El INTA Famaillá propone métodos químicos alternativos para controlar la “podredumbre peduncular” en limón. Causada por Phomopsis citri Faw., la “podredumbre” es una enfermedad que se presenta bajo condiciones de tiempo lluvioso y húmedo, coincidiendo con el inicio del período de exportación. Esto ocasiona graves inconvenientes en las frutas: cambio de color alrededor del pedúnculo, que se torna marrón claro, y ablandamiento del tejido, que toma un aspecto correoso y flexible.

Considerando que para su control se utilizan fungicidas de síntesis aplicados en las líneas de empaque, investigadores del Grupo Fruticultura del INTA Famaillá compararon la eficacia de diferentes métodos químicos.

Para ello, se tomaron muestras de frutos maduros en Burruyacu (Tucumán), que fueron inoculadas con una cepa aislada de la enfermedad y llevadas a cámara de frío a 20ºC, por 24 hs.
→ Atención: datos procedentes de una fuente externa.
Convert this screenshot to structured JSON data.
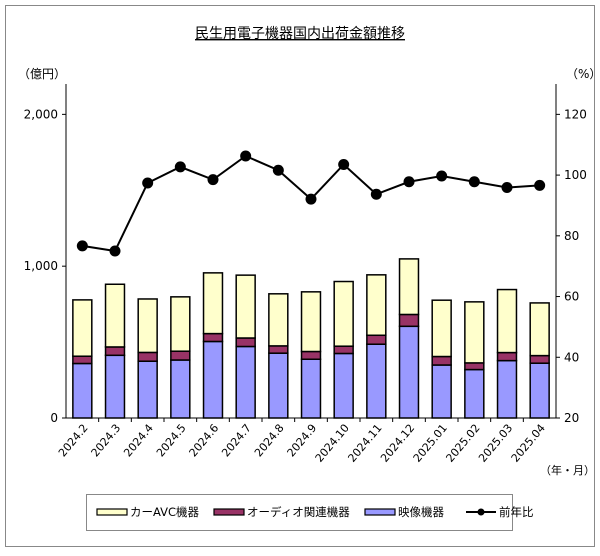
{
  "chart_data": {
    "type": "bar",
    "title": "民生用電子機器国内出荷金額推移",
    "ylabel_left": "（億円）",
    "ylabel_right": "（%）",
    "xlabel": "（年・月）",
    "categories": [
      "2024.2",
      "2024.3",
      "2024.4",
      "2024.5",
      "2024.6",
      "2024.7",
      "2024.8",
      "2024.9",
      "2024.10",
      "2024.11",
      "2024.12",
      "2025.01",
      "2025.02",
      "2025.03",
      "2025.04"
    ],
    "ylim_left": [
      0,
      2200
    ],
    "yticks_left": [
      0,
      1000,
      2000
    ],
    "ytick_labels_left": [
      "0",
      "1,000",
      "2,000"
    ],
    "ylim_right": [
      20,
      130
    ],
    "yticks_right": [
      20,
      40,
      60,
      80,
      100,
      120
    ],
    "stacked": true,
    "series": [
      {
        "name": "映像機器",
        "kind": "bar",
        "axis": "left",
        "color": "#9999ff",
        "values": [
          359,
          413,
          374,
          382,
          504,
          471,
          427,
          387,
          425,
          486,
          604,
          349,
          319,
          378,
          361
        ]
      },
      {
        "name": "オーディオ関連機器",
        "kind": "bar",
        "axis": "left",
        "color": "#993366",
        "values": [
          48,
          55,
          58,
          58,
          52,
          56,
          48,
          51,
          48,
          59,
          78,
          56,
          44,
          53,
          50
        ]
      },
      {
        "name": "カーAVC機器",
        "kind": "bar",
        "axis": "left",
        "color": "#ffffcc",
        "values": [
          371,
          413,
          352,
          358,
          400,
          414,
          343,
          393,
          426,
          398,
          366,
          371,
          402,
          415,
          347
        ]
      },
      {
        "name": "前年比",
        "kind": "line",
        "axis": "right",
        "color": "#000000",
        "values": [
          76.7,
          75.0,
          97.4,
          102.7,
          98.5,
          106.3,
          101.6,
          92.1,
          103.5,
          93.7,
          97.8,
          99.7,
          97.8,
          95.9,
          96.6
        ]
      }
    ],
    "legend_order": [
      "カーAVC機器",
      "オーディオ関連機器",
      "映像機器",
      "前年比"
    ],
    "legend_placement": "bottom",
    "grid": false
  }
}
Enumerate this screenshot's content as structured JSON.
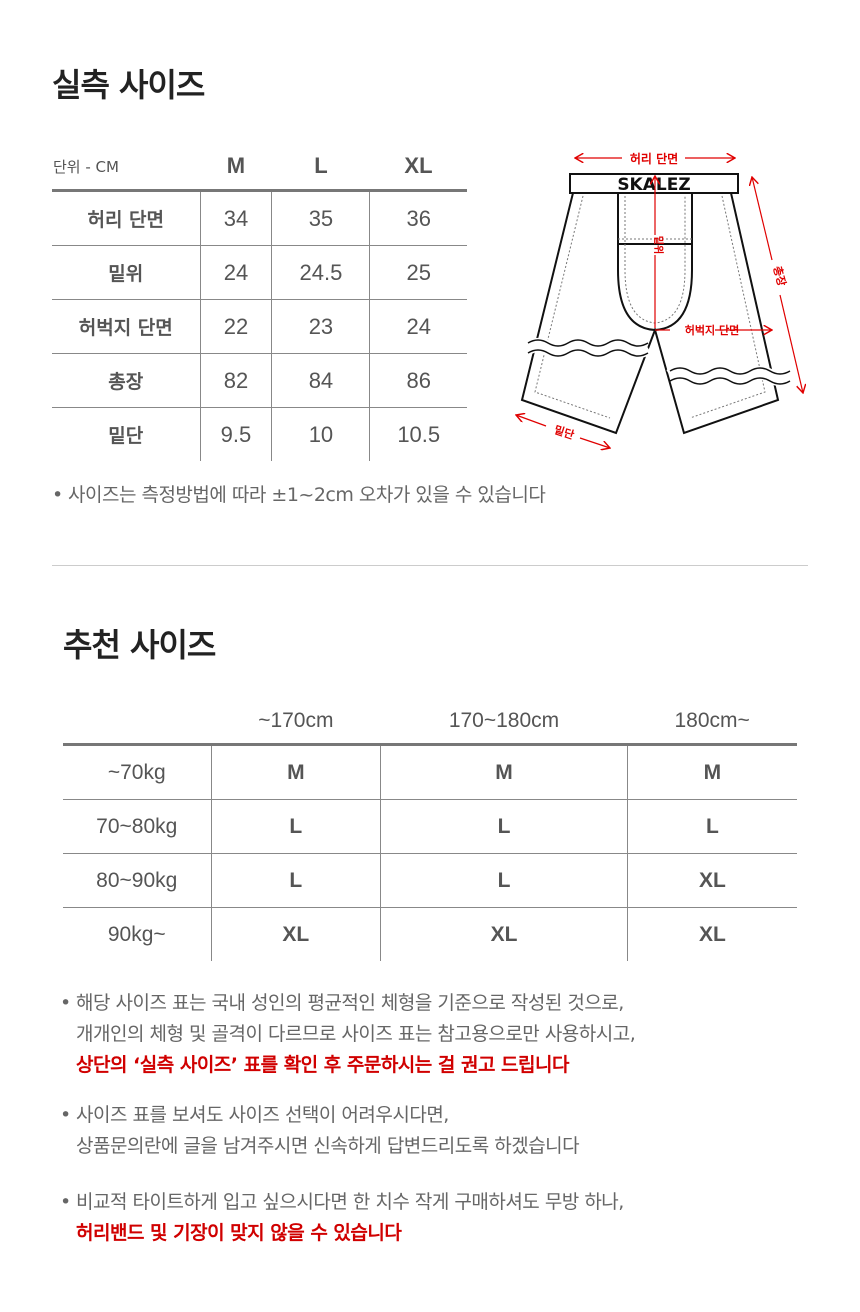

Luego, fueron sumergidas 30 seg en los tratamientos: T1) testigo-agua; T2) clorhidrato de polihexametilnendiguanida; T3) ácido peracético+peróxido de hidrógeno; T4) aceite esencial de limón 1%. Luego de ser colocadas nuevamente en cámaras de frío, a 5°C, durante 10 días, y a 20°C, durante 12 días, los especialistas midieron el porcentaje de incidencia de la podredumbre en cada caso de acuerdo al área bajo la curva de progreso de la enfermedad.

“El mejor control lo ejerció el clorhidrato de polihexametilnendiguanida, con una marcada diferencia respecto de los otros. El ácido peracético+peróxido de hidrógeno ejerció un buen control, siguiendo en eficacia. En cambio, el aceite esencial de limón 1% presentó niveles de podredumbre similares al testigo, demostrando que no fue eficaz”, explicó Guillermo Torres Leal.